STS has worked alongside and grappled with the theories, practices, and scholarly identities of ethics. This panel examines encounters between STS and ethics across time with the aim to build common ground between these traditions in the making of just human-technology futures.

Long Abstract:

Since its earliest days, STS has worked alongside and grappled with its relationship to the theories, practices, and scholarly identities of ethics. Expanding the understanding of ethics' role in the context of science and technology, STS scholarship has contributed to the analysis of S&T ethical practices as modes of expertise and forms of governance. Meanwhile, central STS concepts and frameworks such as co-production, sociotechnical imaginaries, and ANT have contributed to empirically more nuanced understandings of the central concerns of moral philosophy, such as human agency, responsibility, and visions of the good.

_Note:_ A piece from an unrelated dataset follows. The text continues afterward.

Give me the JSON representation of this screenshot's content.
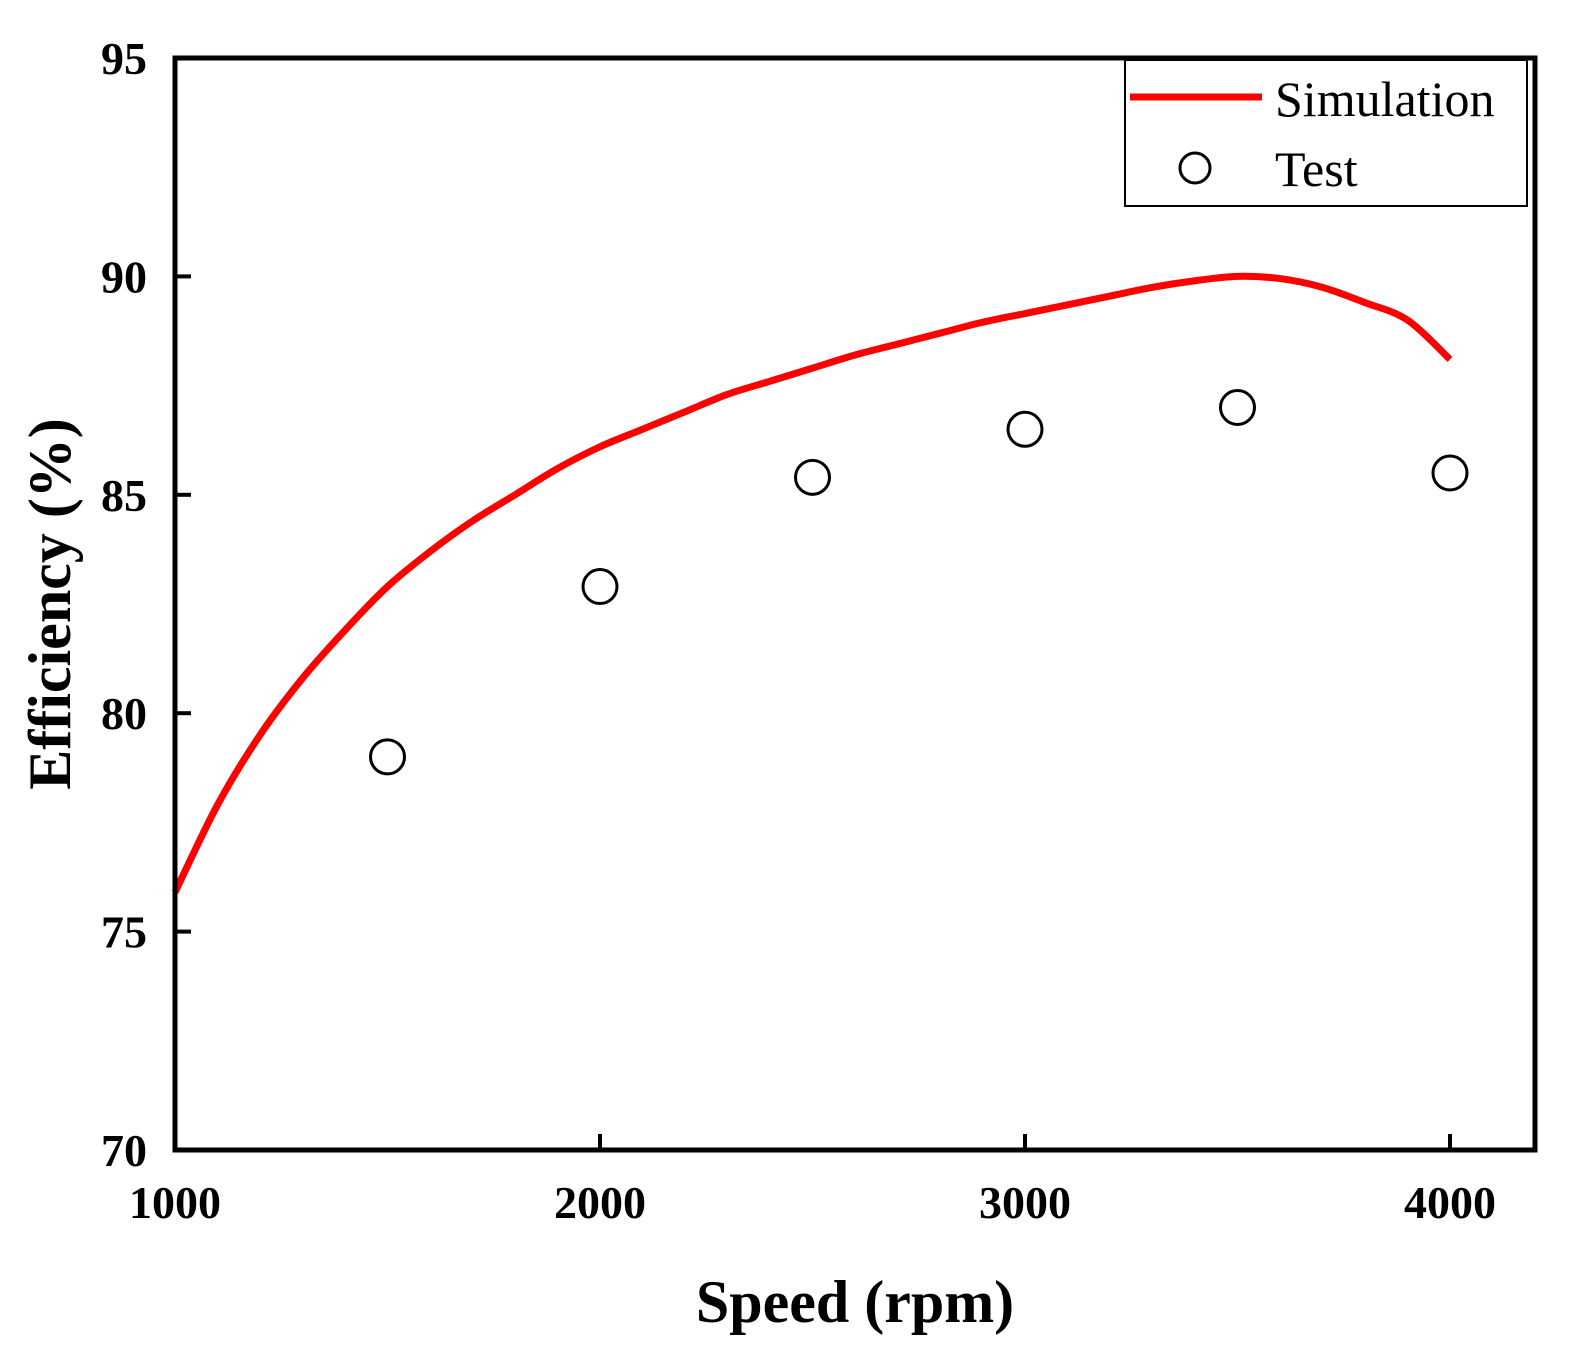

This panel invites papers that investigate relations between STS and realms of theory and practice known as "ethics" broadly construed (including: traditions of Western moral philosophy, critical ethical theories such as feminist care ethics, narrative ethics, and post-colonial and cosmopolitan ethics, empirical modes of ethical inquiry in moral anthropology and moral psychology, institutionalized modes of distributive justice, and applied ethics initiatives disseminated in technoscientific practice and pedagogy). What are the formative sites of encounter between ethics and STS across time? How do we characterize the contemporary relationship between STS and ethics? How can encounters between STS and ethics generate experimental modalities of normativity? How might these encounters engage in both critical inquiry and construction? How can STS and ethics, recognizing and respecting their differences, contribute towards the contemporary need—amidst urgent challenges—to foster situated encounters on common ground? How might these modes of inquiry make the move from spaces of situated, interpersonal encounters to normative political projects of transformation in technoscientific societies?